Common RPC errors such as invalid input are not directly shown above. A case of invalid input would be a GetAuthTokenRequest which includes no username or password at all, which indicates buggy client code rather than bad user input. Common RPC errors are shown in the ResponseHeader message below which all Spot API responses include:

/// Standard header attached to all GRPC responses from services.
message ResponseHeader {
    /// Echo-back the RequestHeader for timing information, etc....
    RequestHeader request_header = 1;

    /// Time that the request was received. The server clock is the time basis.
    google.protobuf.Timestamp request_received_timestamp = 2;

    /// Time that the response was received. The server clock is the time basis.
    google.protobuf.Timestamp response_timestamp = 3;

    /// Common errors, such as invalid input or internal server problems.
    /// If there is a common error, the rest of the response message outside of the
    /// ResponseHeader will be invalid.
    CommonError error = 4;

    /// Echoed request message.

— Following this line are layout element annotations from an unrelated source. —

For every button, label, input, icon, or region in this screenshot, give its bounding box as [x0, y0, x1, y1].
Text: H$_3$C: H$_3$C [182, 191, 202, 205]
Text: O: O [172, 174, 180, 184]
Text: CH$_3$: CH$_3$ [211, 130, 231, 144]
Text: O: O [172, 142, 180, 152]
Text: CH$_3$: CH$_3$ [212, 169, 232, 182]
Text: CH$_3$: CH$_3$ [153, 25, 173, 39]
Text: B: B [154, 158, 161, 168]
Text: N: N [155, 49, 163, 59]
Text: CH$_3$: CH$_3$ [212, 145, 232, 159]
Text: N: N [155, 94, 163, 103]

In some cases it may not be present, or it may be a stripped
    /// down representation of the request.
    google.protobuf.Any request = 5;

The Python library handles Networking, Common RPC errors, and Specific RPC errors by raising specific Exceptions, which application developers can accept.

HTTP/2, TLS, and TCP

gRPC is built on top of other networking protocols, as shown in the diagram below.

Nework protocol stack

This protocol stack has a few implications:

  • HTTP/2 supports multiplexing multiple gRPC calls over the same network connection. Responses can come back in a different order than received, and a low priority response can be interrupted by a higher priority response and then resumed later. gRPC requests map directly to HTTP/2 requests.

  • All communication is over a secure, encrypted TLS channel (TLS1.2 or TLS1.3 are supported). Network attackers can not read or manipulate data between the application and Spot. Client libraries should also verify that the certificate presented by a server chains up to a Boston Dynamics root certificate to prevent active MITM attacks. The Python client library automatically does this certificate verification approach.

  • Communication is over a reliable transport layer with TCP. Reliable transport is a good approach for non-real-time RPCs such as authenticating to Spot, and is also not problematic for real-time cases where there is a strong networking link such as through the RJ45 or DB-25 connectors. However, it can be problematic when handling real-time RPCs over a spotty network connection. There are some short-term mitigation approaches around this such as maintaining a socket pool to round-robin requests over. In the longer term, Boston Dynamics is exploring other approaches (such as gRPC over QUIC or HTTP/3) to improve communications over poor network links.

  • The protocol stack is a very common one for the Internet at large. This has two benefits. First, Spot is able to use battle-tested implementations of the protocols which can withstand adversarial attackers. Second, there is a very high likelihood that an application can reach Spot over a diverse set of networks without being blocked by intermediate firewalls.

Robot Discovery

To talk to Spot, a client application needs to specify an IP address where a Spot is running. There are a number of possible options for doing this sort of robot discovery.

  • Fixed IP address. This approach can be used reliably when connecting directly to Spot as a WiFi access point, or over ethernet. No name lookup infrastructure is required.

  • DNS name. A DNS server (or HOSTS file) can be configured to statically point to a fixed IP address that Spot listens on, and the application specifies a DNS name to reach.

  • mDNS discovery. Spot will send mDNS/DNS-SD broadcasts starting with the Spot 2.0 release. Clients on the same network can listen for these packets and discover robots that are available via the announcements.

  • Custom Discovery mechanism. Applications can develop custom approaches to map a specific Spot to an IP address, such as using a cloud-based discovery endpoint.

Client applications do not use the symbolic name of the robot (if any) when verifying the certificate during the TLS handshake to the robot. This supports a variety of discovery mechanisms without requiring new certificates to be provisioned.